Graham and his wife, Chris Meck, rent out their big and airy photography studio, PowerPlant on North 2nd Street, for special events. An engaged couple had booked it for their wedding on Sept. 26 but backed out when they heard the pope would be on Independence Mall that day, just a few blocks away. Fat chance their guests would make it through the lockdown to toast the couple's nuptials.
"September is a really popular wedding month for us, so we're losing money that weekend," says Graham.
Still, says Graham, a lifelong Catholic: "I am loving everything about the pope's visit. I want to buy whatever T-shirt they're selling. I'd even pay $500 to shake the Pope's hand. C'mon, he's the most important Catholic in the world!"
Graham is thinking about renting out tents to visitors that weekend. He and his family live in a converted 1899 convent in South Philly.
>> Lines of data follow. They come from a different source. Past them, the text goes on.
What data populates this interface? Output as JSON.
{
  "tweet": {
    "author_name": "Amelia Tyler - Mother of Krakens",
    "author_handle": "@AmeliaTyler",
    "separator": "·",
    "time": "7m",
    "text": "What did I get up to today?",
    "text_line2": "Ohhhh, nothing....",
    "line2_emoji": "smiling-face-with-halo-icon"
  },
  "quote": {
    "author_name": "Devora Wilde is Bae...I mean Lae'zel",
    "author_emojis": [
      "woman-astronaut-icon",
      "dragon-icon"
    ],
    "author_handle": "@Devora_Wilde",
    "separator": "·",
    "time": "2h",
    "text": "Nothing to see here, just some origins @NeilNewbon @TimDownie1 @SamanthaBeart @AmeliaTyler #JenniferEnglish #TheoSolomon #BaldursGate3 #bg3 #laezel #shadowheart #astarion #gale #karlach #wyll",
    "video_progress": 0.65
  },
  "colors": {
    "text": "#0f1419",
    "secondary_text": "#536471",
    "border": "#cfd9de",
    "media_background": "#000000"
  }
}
It has a huge walled lawn where he envisions weary pilgrims snoring and sleep-talking in many tongues, their babble rising like a hymn above the stained-glass windows of the old convent's second-floor chapel.
"I think this whole thing is gonna be a blast," Graham says. "But it pisses me off that security is gonna be so heavy. They're shutting down bridges and I-95 and even parts of Jersey. It's like they want to scare people into staying away. What is it they're not telling us?"
He quotes the mayor's statement at last week's press conference: "We can be happy about this or we can be scared out of our minds, but we can't be both."
Yet, that's exactly what we are being asked to do: Be happy, but lock down the city as if we're scared.
God, I can't wait until the nuns get here.